We have previously reported the identification of a novel WD-domain protein, STRAP that plays a role in maintenance of mesenchymal morphology by regulating E-cadherin and that enhances tumorigenicity partly by downregulating CDK inhibitor p21^Cip1. However, the functional mechanism of regulation of E-cadherin and p21^Cip1 by STRAP is unknown. Here, we have employed STRAP knock out and knockdown cell models (mouse embryonic fibroblast, human cancer cell lines) to show how STRAP downregulates E-cadherin and p21^Cip1 by abrogating the binding of Sp1 to its consensus binding sites.
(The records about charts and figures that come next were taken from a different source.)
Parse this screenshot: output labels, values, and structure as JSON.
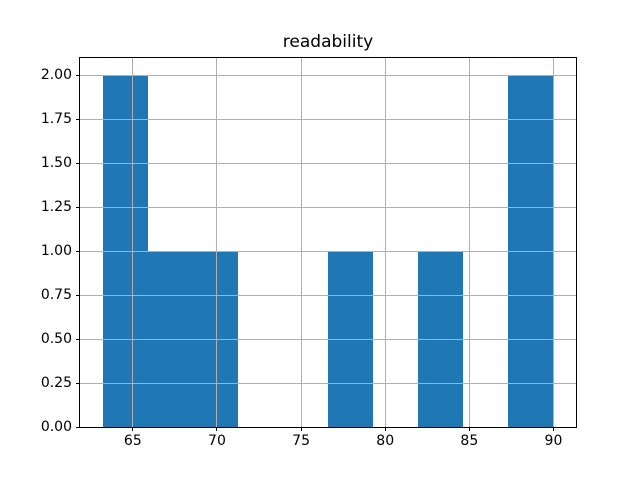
{
  "chart_data": {
    "type": "bar",
    "subtype": "histogram",
    "title": "readability",
    "xlabel": "",
    "ylabel": "",
    "bin_edges": [
      63.2,
      65.88,
      68.56,
      71.24,
      73.92,
      76.6,
      79.28,
      81.96,
      84.64,
      87.32,
      90.0
    ],
    "counts": [
      2,
      1,
      1,
      0,
      0,
      1,
      0,
      1,
      0,
      2
    ],
    "xlim": [
      61.86,
      91.34
    ],
    "ylim": [
      0,
      2.1
    ],
    "x_ticks": [
      65,
      70,
      75,
      80,
      85,
      90
    ],
    "x_tick_labels": [
      "65",
      "70",
      "75",
      "80",
      "85",
      "90"
    ],
    "y_ticks": [
      0.0,
      0.25,
      0.5,
      0.75,
      1.0,
      1.25,
      1.5,
      1.75,
      2.0
    ],
    "y_tick_labels": [
      "0.00",
      "0.25",
      "0.50",
      "0.75",
      "1.00",
      "1.25",
      "1.50",
      "1.75",
      "2.00"
    ],
    "grid": true,
    "grid_above_bars": true,
    "legend": null,
    "colors": {
      "bar_fill": "#1f77b4",
      "grid": "#b0b0b0",
      "spine": "#000000",
      "text": "#000000",
      "background": "#ffffff"
    }
  }
}
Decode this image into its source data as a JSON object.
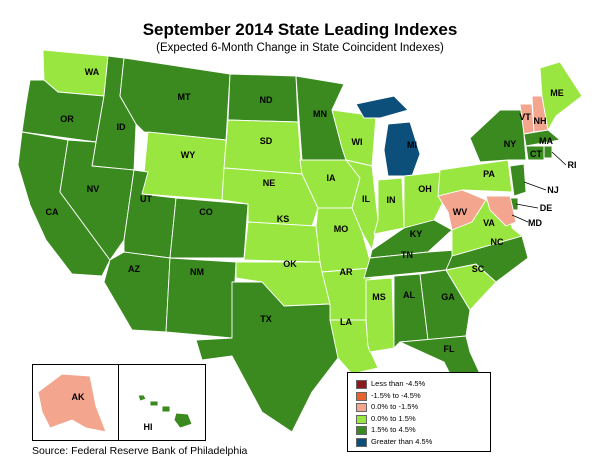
{
  "title": "September 2014 State Leading Indexes",
  "subtitle": "(Expected 6-Month Change in State Coincident Indexes)",
  "source": "Source: Federal Reserve Bank of Philadelphia",
  "colors": {
    "lt_neg45": "#8b1a1a",
    "neg45_neg15": "#e8632b",
    "neg15_0": "#f4a58e",
    "pos0_15": "#99e640",
    "pos15_45": "#3a8a1f",
    "gt45": "#0b4f7a"
  },
  "legend": [
    {
      "label": "Less than -4.5%",
      "color": "#8b1a1a"
    },
    {
      "label": "-1.5% to -4.5%",
      "color": "#e8632b"
    },
    {
      "label": "0.0% to -1.5%",
      "color": "#f4a58e"
    },
    {
      "label": "0.0% to  1.5%",
      "color": "#99e640"
    },
    {
      "label": "1.5% to  4.5%",
      "color": "#3a8a1f"
    },
    {
      "label": "Greater than 4.5%",
      "color": "#0b4f7a"
    }
  ],
  "states": [
    {
      "code": "WA",
      "category": "pos0_15"
    },
    {
      "code": "OR",
      "category": "pos15_45"
    },
    {
      "code": "CA",
      "category": "pos15_45"
    },
    {
      "code": "ID",
      "category": "pos15_45"
    },
    {
      "code": "NV",
      "category": "pos15_45"
    },
    {
      "code": "MT",
      "category": "pos15_45"
    },
    {
      "code": "WY",
      "category": "pos0_15"
    },
    {
      "code": "UT",
      "category": "pos15_45"
    },
    {
      "code": "CO",
      "category": "pos15_45"
    },
    {
      "code": "AZ",
      "category": "pos15_45"
    },
    {
      "code": "NM",
      "category": "pos15_45"
    },
    {
      "code": "ND",
      "category": "pos15_45"
    },
    {
      "code": "SD",
      "category": "pos0_15"
    },
    {
      "code": "NE",
      "category": "pos0_15"
    },
    {
      "code": "KS",
      "category": "pos0_15"
    },
    {
      "code": "OK",
      "category": "pos0_15"
    },
    {
      "code": "TX",
      "category": "pos15_45"
    },
    {
      "code": "MN",
      "category": "pos15_45"
    },
    {
      "code": "IA",
      "category": "pos0_15"
    },
    {
      "code": "MO",
      "category": "pos0_15"
    },
    {
      "code": "AR",
      "category": "pos0_15"
    },
    {
      "code": "LA",
      "category": "pos0_15"
    },
    {
      "code": "WI",
      "category": "pos0_15"
    },
    {
      "code": "IL",
      "category": "pos0_15"
    },
    {
      "code": "MI",
      "category": "gt45"
    },
    {
      "code": "IN",
      "category": "pos0_15"
    },
    {
      "code": "OH",
      "category": "pos0_15"
    },
    {
      "code": "KY",
      "category": "pos15_45"
    },
    {
      "code": "TN",
      "category": "pos15_45"
    },
    {
      "code": "MS",
      "category": "pos0_15"
    },
    {
      "code": "AL",
      "category": "pos15_45"
    },
    {
      "code": "GA",
      "category": "pos15_45"
    },
    {
      "code": "FL",
      "category": "pos15_45"
    },
    {
      "code": "SC",
      "category": "pos0_15"
    },
    {
      "code": "NC",
      "category": "pos15_45"
    },
    {
      "code": "VA",
      "category": "pos0_15"
    },
    {
      "code": "WV",
      "category": "neg15_0"
    },
    {
      "code": "PA",
      "category": "pos0_15"
    },
    {
      "code": "NY",
      "category": "pos15_45"
    },
    {
      "code": "VT",
      "category": "neg15_0"
    },
    {
      "code": "NH",
      "category": "neg15_0"
    },
    {
      "code": "ME",
      "category": "pos0_15"
    },
    {
      "code": "MA",
      "category": "pos15_45"
    },
    {
      "code": "RI",
      "category": "pos15_45"
    },
    {
      "code": "CT",
      "category": "pos15_45"
    },
    {
      "code": "NJ",
      "category": "pos15_45"
    },
    {
      "code": "DE",
      "category": "pos15_45"
    },
    {
      "code": "MD",
      "category": "neg15_0"
    },
    {
      "code": "AK",
      "category": "neg15_0"
    },
    {
      "code": "HI",
      "category": "pos15_45"
    }
  ]
}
Moreover, ChIP assays suggest that STRAP recruits HDAC1 to Sp1 binding sites in p21^Cip1 promoter. Interestingly, loss of STRAP can stabilize Sp1 by repressing its ubiquitination in G1 phase, resulting in an enhanced expression of p21^Cip1 by >4.5-fold and cell cycle arrest. Using Bioinformatics and Microarray analyses, we have observed that 87% mouse genes downregulated by STRAP have conserved Sp1 binding sites. In NSCLC, the expression levels of STRAP inversely correlated with that of Sp1 (60%). These results suggest a novel mechanism of regulation of E-cadherin and p21^Cip1 by STRAP by modulating Sp1-dependent transcription, and higher expression of STRAP in lung cancer may contribute to downregulation of E-cadherin and p21^Cip1 and to tumor progression.